There is little or no benefit to taxpayers or consumers from the reform of the Common Agricultural Policy, according to an article in the current edition of The Irish Banking Review.
Writing there, Mr John O'Connell of University College Dublin's Department of Agribusiness, said that changes in the CAP will have major implication for farm structure, volume of farm output, agriculture exports and imports but there will only be limited change for taxpayers and consumers.
"EU taxpayers will not benefit, as there is no planned reduction in the EU agricultural budget. EU consumers will enjoy some reduction in food prices," he wrote.
"However, given that EU farmers probably receive no more than 30 per cent of the average consumer euro spent on food, a relatively large farm-level price reduction of 20 per cent will result in only a 6 per cent reduction in consumer food prices," he continued.
"Thereafter, consumer food prices will probably continue to increase as the marketing sector continues to add more services and as unit costs in the marketing sector increase, such costs being driven, as always, by factors which are quite unrelated to agricultural costs, prices or farm incomes," continued the article.
While stressing that projections must be treated with certain caution, Mr O'Connell identified the consequences for Irish agriculture as likely to be a reduction in beef and lamb output with increases in some other agricultural products.
Dairy product prices would decline, as would the incomes of dairy farmers and significant restructuring of dairy production was expected. As the pig, poultry and horticultural industries have long since absorbed the impact of unsubsidised production, growth rates here will continue to be determined largely by economic, technological and generally market-driven factors.
"The intensity of agricultural activity will decline for many farmers and farming activity will cease altogether for some. This will cause some increase in the labour force available for non-farm employment," he wrote.

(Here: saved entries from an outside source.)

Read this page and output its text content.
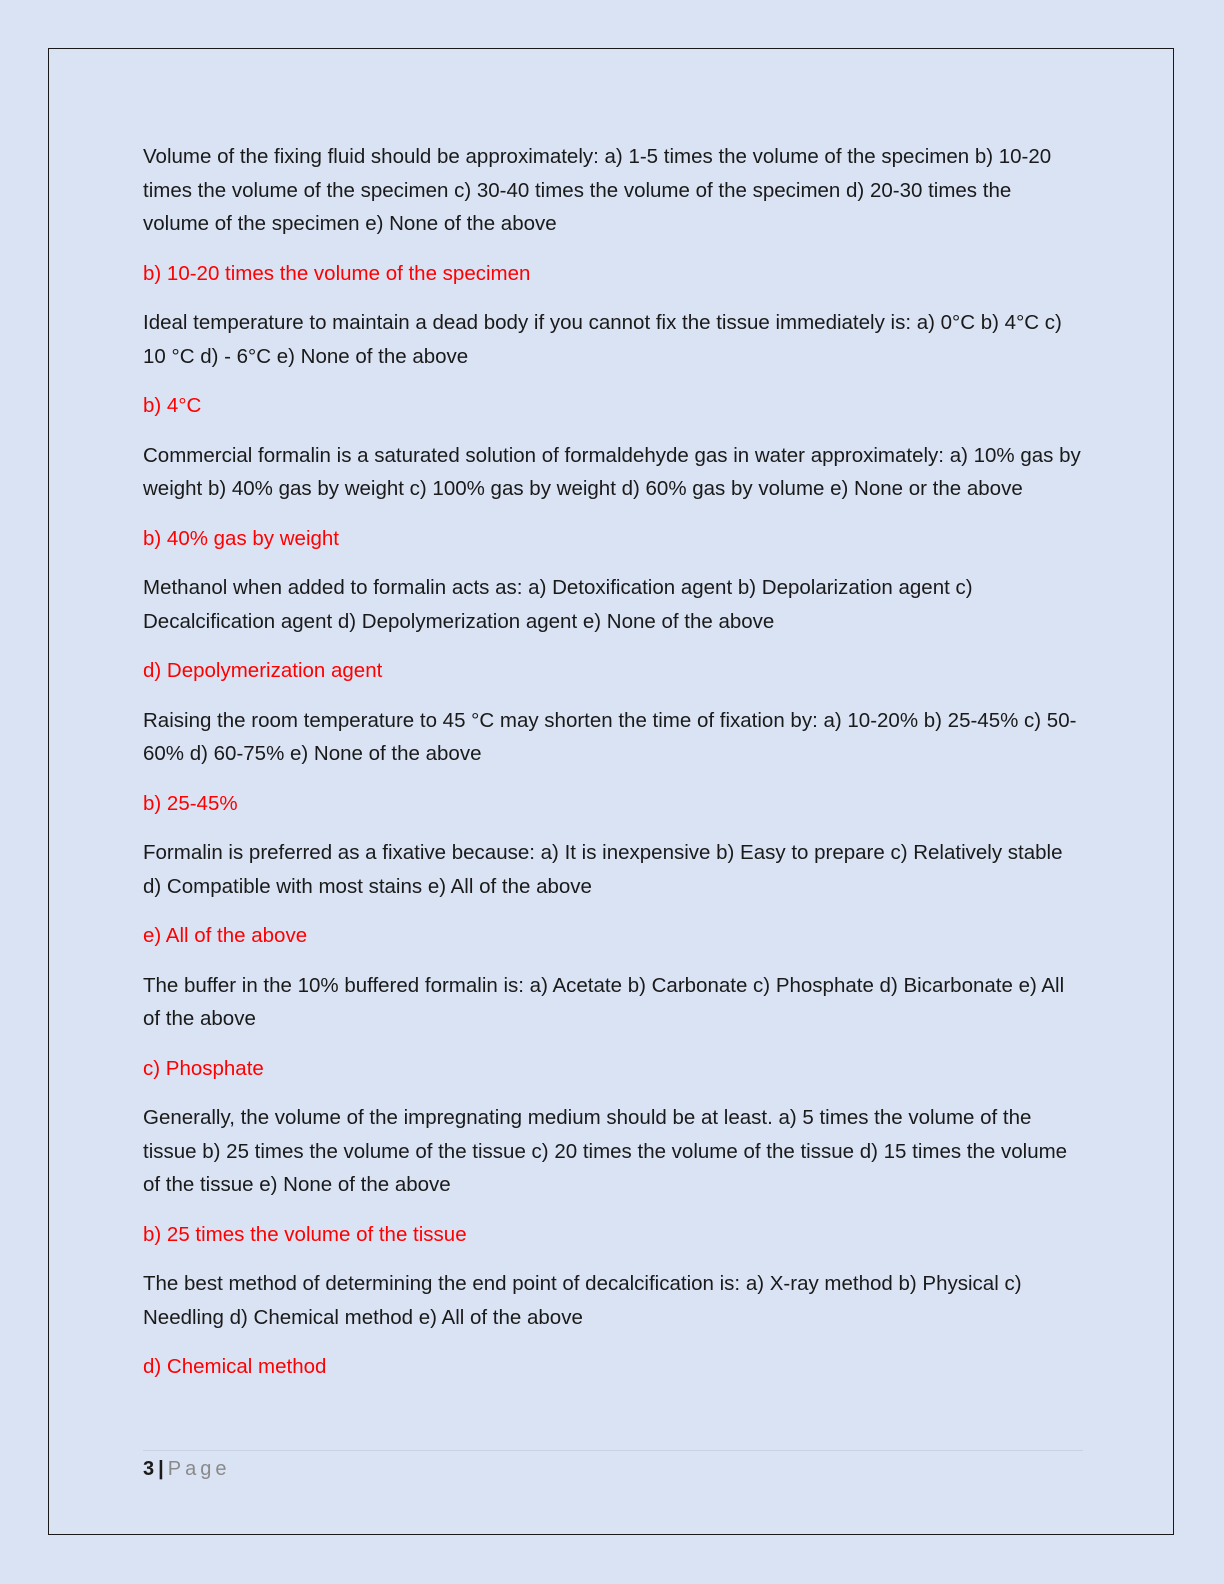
Volume of the fixing fluid should be approximately: a) 1-5 times the volume of the specimen b) 10-20 times the volume of the specimen c) 30-40 times the volume of the specimen d) 20-30 times the volume of the specimen e) None of the above

b) 10-20 times the volume of the specimen

Ideal temperature to maintain a dead body if you cannot fix the tissue immediately is: a) 0°C b) 4°C c) 10 °C d) - 6°C e) None of the above

b) 4°C

Commercial formalin is a saturated solution of formaldehyde gas in water approximately: a) 10% gas by weight b) 40% gas by weight c) 100% gas by weight d) 60% gas by volume e) None or the above

b) 40% gas by weight

Methanol when added to formalin acts as: a) Detoxification agent b) Depolarization agent c) Decalcification agent d) Depolymerization agent e) None of the above

d) Depolymerization agent

Raising the room temperature to 45 °C may shorten the time of fixation by: a) 10-20% b) 25-45% c) 50-60% d) 60-75% e) None of the above

b) 25-45%

Formalin is preferred as a fixative because: a) It is inexpensive b) Easy to prepare c) Relatively stable d) Compatible with most stains e) All of the above

e) All of the above

The buffer in the 10% buffered formalin is: a) Acetate b) Carbonate c) Phosphate d) Bicarbonate e) All of the above

c) Phosphate

Generally, the volume of the impregnating medium should be at least. a) 5 times the volume of the tissue b) 25 times the volume of the tissue c) 20 times the volume of the tissue d) 15 times the volume of the tissue e) None of the above

b) 25 times the volume of the tissue

The best method of determining the end point of decalcification is: a) X-ray method b) Physical c) Needling d) Chemical method e) All of the above

d) Chemical method

3 | Page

"It is likely that significant distortion of land prices will remain arising from restrictive conditions attaching to the receipt of the new decoupled payments."
For the economy as a whole, he said, there was likely to be a reduction in beef and lamb output.
The Irish dairy processing sector will have cheaper raw material to process but so too will other EU countries so Irish competitiveness will not improve.
"Product development, foreign market investment and strategic alliances would seem to be at least part of the necessary response of the Irish dairy processing sector to the new policy environment," he continued.
He concluded that, notwithstanding the stress of further reform in decoupling direct payments from current production, farmers will in the main realise they are better off having their businesses directed by market forces rather than by politicians and bureaucrats.
"Ultimately, efficient and energetic farmers will be able to forge ahead. On-farm operational factors will be understandable because they are dictated by market forces rather than by political expediency," said the article
"Farmers will be able to get back to applying science and knowledge to what they want to do; that is produce food and food raw materials," he concluded.